I wear it everyday but it goes unnoticed most often. It has a treasured meaning to my family. Its beautiful beyond measure and yet I don't take the time to admire it. It holds a special place in my heart. It means forever. It means to not take him for granted, it means to love him always. To be there for him. It was once Ben's grandmas. It means don't give up. It means being intentional. It says I love you. I have worn it now for five years. Its a never ending circle. It was given to me on my drive way six years ago by the man of my dreams. It is priceless. Its a symbol of never giving up, always forgiving, and loving unconditionally.
I know I don't need a ring to show that I am married and that I love my husband but I will never forget what that ring symbolizes. Its not just a hunk of metal that will one day be thrown away. Its on my hand forever. Its beauty gazes at me each day and sparkles in the light to remind me of just who my heart belongs to.
My wedding band also symbolizes the relationship we have with Christ. The never ending bond that will last a lifetime. Christ's love for us cost him everything, his love for us is unconditional.

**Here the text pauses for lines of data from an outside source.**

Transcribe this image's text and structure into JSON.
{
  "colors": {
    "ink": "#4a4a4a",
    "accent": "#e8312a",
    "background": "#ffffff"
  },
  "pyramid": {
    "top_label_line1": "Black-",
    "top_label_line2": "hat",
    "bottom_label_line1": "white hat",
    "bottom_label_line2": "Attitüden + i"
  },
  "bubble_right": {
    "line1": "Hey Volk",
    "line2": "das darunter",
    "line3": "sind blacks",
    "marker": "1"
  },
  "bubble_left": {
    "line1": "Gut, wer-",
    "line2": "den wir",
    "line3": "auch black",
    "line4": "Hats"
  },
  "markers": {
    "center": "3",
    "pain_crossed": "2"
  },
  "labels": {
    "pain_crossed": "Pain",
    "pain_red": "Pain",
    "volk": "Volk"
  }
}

I pray that I will be a wife that can love unconditionally, encourage my husband, respect my husband and take care of my husband through all of life's joys and trials.
I pray that I will be a mom that shows my daughter the love of Christ and that she can see him in me.
I pray that I will be a servant to Christ that one day he will say, well done good and faithful servant.
God never said marriage, parenthood, and living for him would be easy but the ring I am wearing symbolizes that it is forever and that I will always keep trying to be a better woman of God, wife and mother.
So as it sparkles each day I will remember my commitment to forever.